Even when the fisherman is jailed, he's only seen in the golden light of the lamp a guard brings. It's really the story of the king, who sits surrounded by rich ornaments, brooding over his inability to earn an extra allotment of food. And in the end, he'll be punished for his pride, in an even more familiar fairy tale twist.

When I was five I heard the story of the fisherman and his wife. The fish promises to grant wishes, but the fisherman's wife is so greedy that she's punished by the fish instead. It turns out that Walter Lyon Krudop is telling his own version of the story. The fisherman had once been a king himself, until he was cursed for his pride to be the one who wields the magical pole.

"[U]ntil I found another person as proud as I once was."

These stories always seem a little harsh to me.
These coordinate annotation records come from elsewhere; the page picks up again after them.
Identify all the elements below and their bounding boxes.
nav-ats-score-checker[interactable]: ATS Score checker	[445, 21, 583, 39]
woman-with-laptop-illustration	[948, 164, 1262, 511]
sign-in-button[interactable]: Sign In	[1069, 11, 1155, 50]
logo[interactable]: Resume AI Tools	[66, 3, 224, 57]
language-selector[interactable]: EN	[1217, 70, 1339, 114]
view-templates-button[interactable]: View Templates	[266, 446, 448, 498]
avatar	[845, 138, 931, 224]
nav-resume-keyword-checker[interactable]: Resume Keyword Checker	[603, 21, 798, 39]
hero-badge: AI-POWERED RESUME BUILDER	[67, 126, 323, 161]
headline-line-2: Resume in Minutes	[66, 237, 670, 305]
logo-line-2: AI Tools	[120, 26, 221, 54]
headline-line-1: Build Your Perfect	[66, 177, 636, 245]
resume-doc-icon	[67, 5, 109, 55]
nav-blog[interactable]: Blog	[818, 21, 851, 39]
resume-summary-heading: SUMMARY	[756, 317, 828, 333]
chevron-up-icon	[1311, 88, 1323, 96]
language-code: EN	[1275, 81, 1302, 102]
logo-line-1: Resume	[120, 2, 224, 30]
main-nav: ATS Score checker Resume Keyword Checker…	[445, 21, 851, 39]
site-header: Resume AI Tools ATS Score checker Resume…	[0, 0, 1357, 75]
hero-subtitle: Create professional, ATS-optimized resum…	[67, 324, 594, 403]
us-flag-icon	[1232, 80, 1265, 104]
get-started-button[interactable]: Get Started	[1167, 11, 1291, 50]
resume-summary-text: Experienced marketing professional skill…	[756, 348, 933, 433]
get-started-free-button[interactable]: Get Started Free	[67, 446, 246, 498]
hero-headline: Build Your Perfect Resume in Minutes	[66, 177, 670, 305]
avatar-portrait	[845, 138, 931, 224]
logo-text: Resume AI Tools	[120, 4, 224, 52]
The king is unable to release the pole - his hand would not let it go, and instead its line falls in the water, where it instantly pulls up a fish. "'Remember', the stranger called over his shoulder. 'One person, one fish.'" And in the final drawing he's walking away, down a yellow road lit by a distant moon. The clouds are orange and the fields are green, but a nearby cow is seen only in silhouette, so there's blackness on its shadowed side and the shadow it casts on the ground. It's a spot of darkness that intrudes on an otherwise colorful painting.

But it also seems like a metaphor for the darkness at the end of the story.